MS: What is the new film?
EW: It's called Gamekeepers Without Game, and
it's a melodrama. I wrote a script for a melodrama about a family
who had a child, who put the child up for adoption when she's eight
because she's displaying psychotic tendencies. Later the father
decides to bring her back into the family home, but when she comes
back into the home she doesn't understand the objects the house is
full of, which are built up as status symbols but then have the
status of props and finally of evidence.
I want to shoot it like airline food, so you have this sense that
everything is separate and nothing ever touches. At the end when
she murders the father, you're as shocked to see him touching this
axe, or this axe touching his head, as you are that he's died.
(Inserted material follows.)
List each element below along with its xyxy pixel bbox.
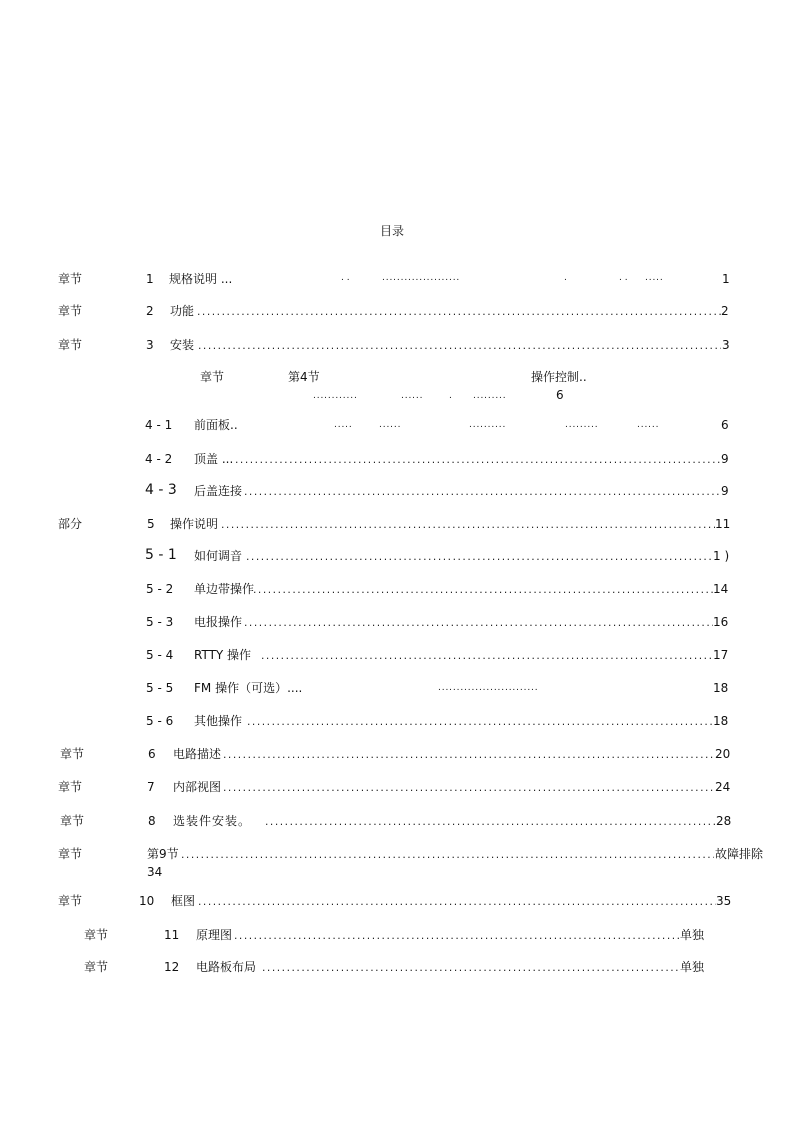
- toc-page-number: 9: [721, 452, 729, 466]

When
the objects get destroyed, you feel like a character's been
destroyed.
MS: This started as a performance too?
EW: Yes, I did this originally as an event at the
Serpentine Gallery. I knew that melodrama was really important -
the combination of melody and drama - and the soundtrack would be a
drumbeat that was like a melody, so the drums provide the rhythm of
the actors and the voiceover. I thought it would be useful to work
through the script as a live thing with a band and it was good to
work with the band Nought too, these math rock musicians.
It's useful doing performances like that, because you work through
your ideas in this way that's really intimate and social, and
you're forced to embarrass yourself with your ideas before they're
fully formed. I think embarrassment can be quite productive.